- Genre: Arbitration-based reality court show
- Starring: Nancy Grace; Jackie Glass;
- Theme music composer: Michael Cuneo (2010–2011); Michael Egizi (2011–2012);
- Country of origin: United States
- No. of seasons: 2

Production
- Production locations: Georgia Public Broadcasting studios; Atlanta, Georgia (2010–2011); Sunset Bronson Studios; Hollywood, California (2011–2012);
- Running time: 30 minutes (including commercials)
- Production companies: Swift Justice Productions, Inc. (season 1); Georgia Entertainment Industries (season 1); Big Ticket Television (season 2);

Original release
- Network: Syndication
- Release: September 13, 2010 – April 25, 2012

= Swift Justice with Jackie Glass =

American reality court show (2010–2012)

Swift Justice with Jackie Glass (also known simply as Swift Justice and previously known as Swift Justice with Nancy Grace) is an American arbitration-based reality court show that was first hosted by HLN host and former Fulton County, Georgia prosecutor Nancy Grace for the first season, followed by former Nevada Eighth District Court/Clark County Judge Jackie Glass for the second and final season. It aired from September 13, 2010, to April 25, 2012. Syndicated by CBS Television Distribution, the program featured the traditional court show format of small claims court cases argued in the forum of binding arbitration.

==Synopsis==
Swift Justice had a different format from other court shows such as Judge Judy, Judge Mathis, Divorce Court, and Judge Joe Brown.

In the first season when Nancy Grace was the adjudicator, the usual "panel/seal/bench" setting of a traditional court show was not used, as the show used a more modern setting, including an open lectern where Grace stood rather than sat, a large projection display in the studio, and a set mainly fitted with brightly colored backgrounds, with no bar separating the audience gallery (who sat in the round along the edges of the set) from the litigants.

In the first season, the program used elements to allow one side or the other to prove their case such as handwriting and blood spatter exams.

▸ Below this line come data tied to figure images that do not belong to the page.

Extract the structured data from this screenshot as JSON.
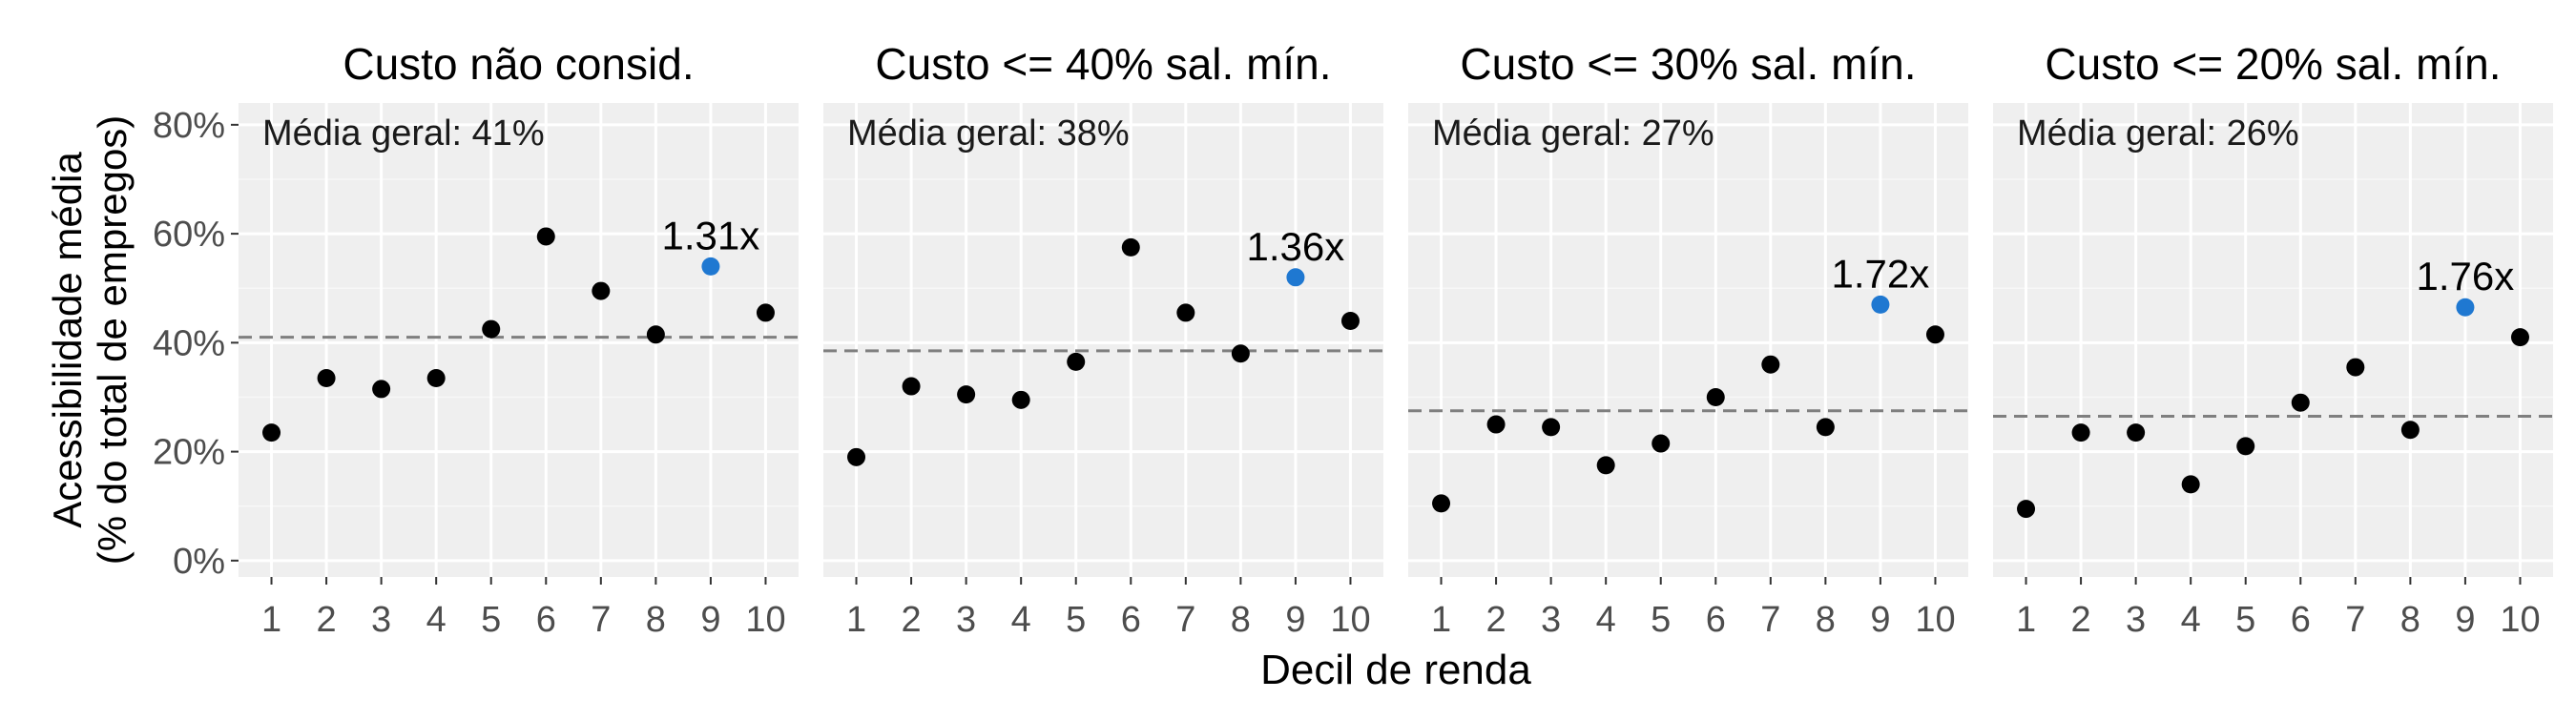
{
  "chart_data": {
    "type": "scatter",
    "xlabel": "Decil de renda",
    "ylabel": [
      "Acessibilidade média",
      "(% do total de empregos)"
    ],
    "x_ticks": [
      1,
      2,
      3,
      4,
      5,
      6,
      7,
      8,
      9,
      10
    ],
    "y_ticks": [
      "0%",
      "20%",
      "40%",
      "60%",
      "80%"
    ],
    "ylim": [
      -3,
      84
    ],
    "grid": true,
    "colors": {
      "point": "#000000",
      "highlight": "#1f78d1",
      "panel_bg": "#efefef",
      "grid": "#ffffff",
      "mean_line": "#7f7f7f"
    },
    "panels": [
      {
        "title": "Custo não consid.",
        "mean_label": "Média geral: 41%",
        "mean": 41,
        "x": [
          1,
          2,
          3,
          4,
          5,
          6,
          7,
          8,
          9,
          10
        ],
        "y": [
          23.5,
          33.5,
          31.5,
          33.5,
          42.5,
          59.5,
          49.5,
          41.5,
          54,
          45.5
        ],
        "highlight_index": 8,
        "annotation": "1.31x"
      },
      {
        "title": "Custo <= 40% sal. mín.",
        "mean_label": "Média geral: 38%",
        "mean": 38.5,
        "x": [
          1,
          2,
          3,
          4,
          5,
          6,
          7,
          8,
          9,
          10
        ],
        "y": [
          19,
          32,
          30.5,
          29.5,
          36.5,
          57.5,
          45.5,
          38,
          52,
          44
        ],
        "highlight_index": 8,
        "annotation": "1.36x"
      },
      {
        "title": "Custo <= 30% sal. mín.",
        "mean_label": "Média geral: 27%",
        "mean": 27.5,
        "x": [
          1,
          2,
          3,
          4,
          5,
          6,
          7,
          8,
          9,
          10
        ],
        "y": [
          10.5,
          25,
          24.5,
          17.5,
          21.5,
          30,
          36,
          24.5,
          47,
          41.5
        ],
        "highlight_index": 8,
        "annotation": "1.72x"
      },
      {
        "title": "Custo <= 20% sal. mín.",
        "mean_label": "Média geral: 26%",
        "mean": 26.5,
        "x": [
          1,
          2,
          3,
          4,
          5,
          6,
          7,
          8,
          9,
          10
        ],
        "y": [
          9.5,
          23.5,
          23.5,
          14,
          21,
          29,
          35.5,
          24,
          46.5,
          41
        ],
        "highlight_index": 8,
        "annotation": "1.76x"
      }
    ]
  }
}
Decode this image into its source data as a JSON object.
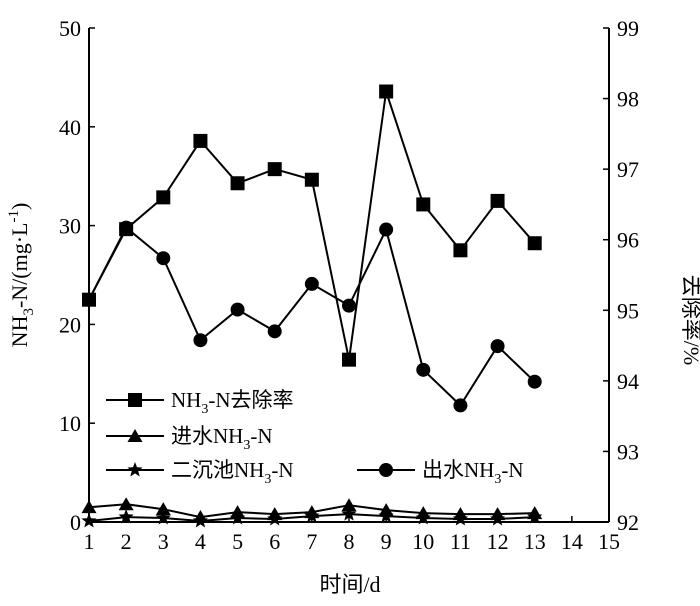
{
  "chart_data": {
    "type": "line",
    "xlabel": "时间/d",
    "ylabel_left": {
      "main": "NH",
      "sub3": "3",
      "mid": "-N/(mg·L",
      "sup": "-1",
      "end": ")"
    },
    "ylabel_right": "去除率/%",
    "x_ticks": [
      "1",
      "2",
      "3",
      "4",
      "5",
      "6",
      "7",
      "8",
      "9",
      "10",
      "11",
      "12",
      "13",
      "14",
      "15"
    ],
    "y_left_ticks": [
      "0",
      "10",
      "20",
      "30",
      "40",
      "50"
    ],
    "y_right_ticks": [
      "92",
      "93",
      "94",
      "95",
      "96",
      "97",
      "98",
      "99"
    ],
    "xlim": [
      1,
      15
    ],
    "ylim_left": [
      0,
      50
    ],
    "ylim_right": [
      92,
      99
    ],
    "grid": false,
    "legend_position": "bottom-left",
    "legend": [
      {
        "pre": "NH",
        "sub": "3",
        "post": "-N去除率"
      },
      {
        "pre": "进水NH",
        "sub": "3",
        "post": "-N"
      },
      {
        "pre": "二沉池NH",
        "sub": "3",
        "post": "-N"
      },
      {
        "pre": "出水NH",
        "sub": "3",
        "post": "-N"
      }
    ],
    "series": [
      {
        "name": "NH3-N去除率",
        "axis": "right",
        "marker": "square",
        "x": [
          1,
          2,
          3,
          4,
          5,
          6,
          7,
          8,
          9,
          10,
          11,
          12,
          13
        ],
        "values": [
          95.15,
          96.15,
          96.6,
          97.4,
          96.8,
          97.0,
          96.85,
          94.3,
          98.1,
          96.5,
          95.85,
          96.55,
          95.95
        ]
      },
      {
        "name": "进水NH3-N",
        "axis": "left",
        "marker": "triangle",
        "x": [
          1,
          2,
          3,
          4,
          5,
          6,
          7,
          8,
          9,
          10,
          11,
          12,
          13
        ],
        "values": [
          1.5,
          1.8,
          1.3,
          0.5,
          1.0,
          0.8,
          1.0,
          1.7,
          1.2,
          0.9,
          0.8,
          0.8,
          0.9
        ]
      },
      {
        "name": "二沉池NH3-N",
        "axis": "left",
        "marker": "star",
        "x": [
          1,
          2,
          3,
          4,
          5,
          6,
          7,
          8,
          9,
          10,
          11,
          12,
          13
        ],
        "values": [
          0.1,
          0.5,
          0.4,
          0.1,
          0.4,
          0.3,
          0.6,
          0.8,
          0.6,
          0.4,
          0.3,
          0.3,
          0.5
        ]
      },
      {
        "name": "出水NH3-N",
        "axis": "left",
        "marker": "circle",
        "x": [
          1,
          2,
          3,
          4,
          5,
          6,
          7,
          8,
          9,
          10,
          11,
          12,
          13
        ],
        "values": [
          22.5,
          29.8,
          26.7,
          18.4,
          21.5,
          19.3,
          24.1,
          21.9,
          29.6,
          15.4,
          11.8,
          17.8,
          14.2
        ]
      }
    ]
  }
}
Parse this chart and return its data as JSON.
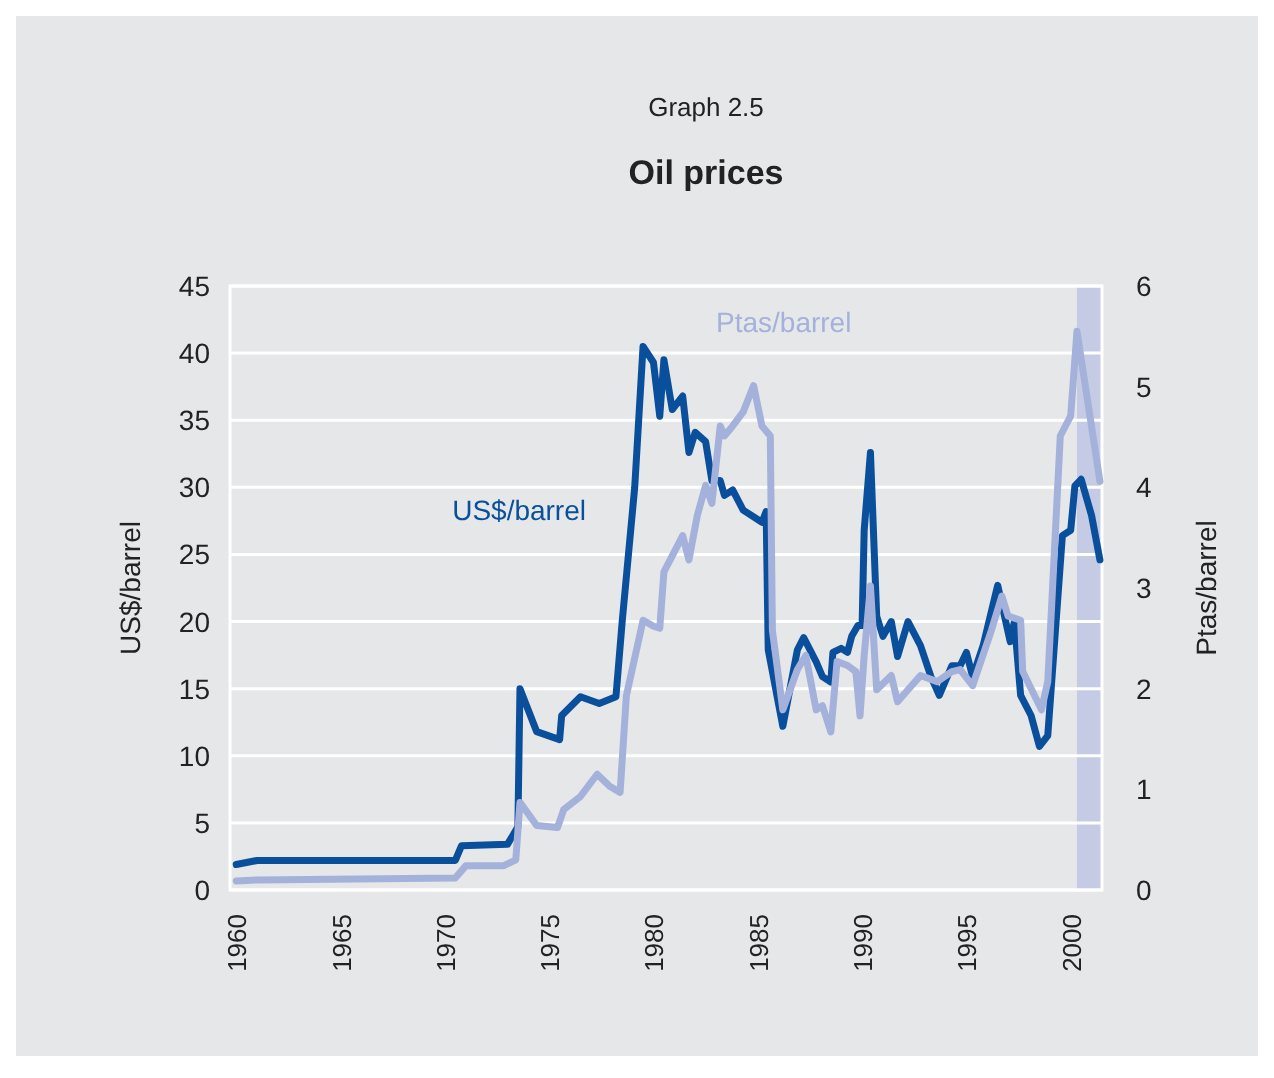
{
  "chart_data": {
    "type": "line",
    "subtitle": "Graph 2.5",
    "title": "Oil prices",
    "ylabel": "US$/barrel",
    "y2label": "Ptas/barrel",
    "xlim": [
      1959.7,
      2001.5
    ],
    "xticks": [
      1960,
      1965,
      1970,
      1975,
      1980,
      1985,
      1990,
      1995,
      2000
    ],
    "ylim": [
      0,
      45
    ],
    "yticks": [
      0,
      5,
      10,
      15,
      20,
      25,
      30,
      35,
      40,
      45
    ],
    "y2lim": [
      0,
      6
    ],
    "y2ticks": [
      0,
      1,
      2,
      3,
      4,
      5,
      6
    ],
    "grid": "y",
    "line_style": "solid",
    "marker": "none",
    "bands": [
      {
        "axis": "x",
        "from": 2000.3,
        "to": 2001.5,
        "color": "#c5cbe5"
      }
    ],
    "series": [
      {
        "name": "US$/barrel",
        "color": "#0a4f9c",
        "x": [
          1960,
          1961,
          1970.5,
          1970.8,
          1973,
          1973.5,
          1973.6,
          1974.4,
          1975.5,
          1975.6,
          1976.5,
          1977.4,
          1978.2,
          1978.5,
          1979.1,
          1979.5,
          1980,
          1980.3,
          1980.5,
          1980.9,
          1981.4,
          1981.7,
          1982,
          1982.5,
          1982.8,
          1983.2,
          1983.4,
          1983.8,
          1984.3,
          1985.2,
          1985.4,
          1985.5,
          1986.2,
          1986.9,
          1987.2,
          1987.8,
          1988.1,
          1988.5,
          1988.6,
          1989,
          1989.3,
          1989.5,
          1989.8,
          1990,
          1990.1,
          1990.4,
          1990.7,
          1991,
          1991.4,
          1991.7,
          1992.2,
          1992.8,
          1993.3,
          1993.7,
          1994.3,
          1994.7,
          1995,
          1995.3,
          1995.8,
          1996.5,
          1997.1,
          1997.3,
          1997.6,
          1998.1,
          1998.5,
          1998.9,
          1999.6,
          2000,
          2000.2,
          2000.5,
          2001,
          2001.4
        ],
        "values": [
          1.9,
          2.2,
          2.2,
          3.3,
          3.4,
          4.7,
          15,
          11.8,
          11.2,
          13,
          14.4,
          13.9,
          14.4,
          20,
          30,
          40.5,
          39.3,
          35.3,
          39.5,
          35.8,
          36.8,
          32.6,
          34.1,
          33.4,
          30.5,
          30.5,
          29.4,
          29.8,
          28.3,
          27.4,
          28.2,
          17.9,
          12.2,
          17.9,
          18.8,
          17,
          15.9,
          15.5,
          17.7,
          18,
          17.7,
          18.9,
          19.7,
          19.7,
          26.8,
          32.6,
          20.4,
          18.9,
          20,
          17.4,
          20,
          18.2,
          15.9,
          14.5,
          16.7,
          16.7,
          17.7,
          15.9,
          18.2,
          22.7,
          18.5,
          20,
          14.5,
          13,
          10.7,
          11.5,
          26.4,
          26.8,
          30.1,
          30.6,
          27.9,
          24.6
        ]
      },
      {
        "name": "Ptas/barrel",
        "color": "#a4b2db",
        "axis": "y2",
        "x": [
          1960,
          1961,
          1970.5,
          1971,
          1972.8,
          1973.4,
          1973.6,
          1974.4,
          1975.4,
          1975.7,
          1976.5,
          1977.3,
          1977.9,
          1978.4,
          1978.7,
          1979.5,
          1980,
          1980.3,
          1980.5,
          1980.9,
          1981.4,
          1981.7,
          1982.1,
          1982.5,
          1982.8,
          1983.2,
          1983.4,
          1983.8,
          1984.3,
          1984.8,
          1985.2,
          1985.6,
          1985.7,
          1986.2,
          1986.9,
          1987.3,
          1987.8,
          1988.1,
          1988.5,
          1988.8,
          1989.3,
          1989.7,
          1989.9,
          1990.1,
          1990.4,
          1990.7,
          1991.4,
          1991.7,
          1992.2,
          1992.8,
          1993.6,
          1994.3,
          1994.7,
          1995.3,
          1996.2,
          1996.7,
          1997,
          1997.6,
          1997.7,
          1998.6,
          1998.9,
          1999.5,
          2000,
          2000.3,
          2001.4
        ],
        "values": [
          0.09,
          0.1,
          0.12,
          0.24,
          0.24,
          0.3,
          0.87,
          0.64,
          0.62,
          0.8,
          0.93,
          1.15,
          1.03,
          0.97,
          1.93,
          2.68,
          2.62,
          2.6,
          3.16,
          3.32,
          3.52,
          3.28,
          3.72,
          4.02,
          3.84,
          4.61,
          4.51,
          4.61,
          4.75,
          5.01,
          4.61,
          4.51,
          2.58,
          1.79,
          2.19,
          2.33,
          1.79,
          1.83,
          1.57,
          2.27,
          2.23,
          2.17,
          1.73,
          2.33,
          3.02,
          1.99,
          2.13,
          1.87,
          1.99,
          2.13,
          2.07,
          2.17,
          2.19,
          2.03,
          2.58,
          2.92,
          2.72,
          2.68,
          2.17,
          1.79,
          2.07,
          4.51,
          4.71,
          5.55,
          4.06
        ]
      }
    ]
  }
}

Two of the other elements used on Swift Justice, DNA tests and lie detector tests, were used on tabloid talk shows such as The Steve Wilkos Show and Maury.

==Broadcast and production==
Like most court shows, Swift Justice aired on TV stations affiliated with FOX, MyNetworkTV, the CW, and scattered on ABC, NBC, and CBS affiliates in smaller markets.

In the first season, the program was shot at the studios of Georgia Public Broadcasting (GPB) in Atlanta to accommodate Grace wanting to stay in the Atlanta area, and CBS received subsidies from the Georgia Film, Music & Digital Entertainment Office to do so; both GPB and the Georgia Film Office received end credits for their assistance in the program. In May 2011, however, the program began to film instead at Sunset Bronson Studios in Hollywood, California, forcing Grace to commute to Los Angeles for cases.

On May 24, 2011, it was announced that Jackie Glass, known for presiding over the O. J. Simpson robbery case in Las Vegas, would replace Grace on Swift Justice, and the show would move production to Los Angeles. Grace told the New York Post that family obligations were the deciding factor in her departure. In the course of the move, the program came under the production authority of Big Ticket Television, which produces Judge Judy and Judge Joe Brown, and was reduced from being transmitted in high definition to being filmed in standard definition and became a more traditional court show, likely as filming took place in the same studio as the latter programs with a different set; those shows had not yet switched to HD for that season. Another element of the program, which used Polycom and Skype video from litigants' homes to adjudicate some cases via webcam to reduce travel costs, was also dropped for the second season.

Swift Justice was cancelled due to low ratings near the end of the second season. The final original episode aired on April 25, 2012, with repeats continuing until September 2012.

Swift Justice with Nancy Grace was available on the free streaming service, Pluto TV, from March 2021 to March 2023. And until 2023, Swift Justice with Nancy Grace also aired on Ion Mystery.

Jackie Glass, the show's final host, died on August 28, 2026, at the age of 70.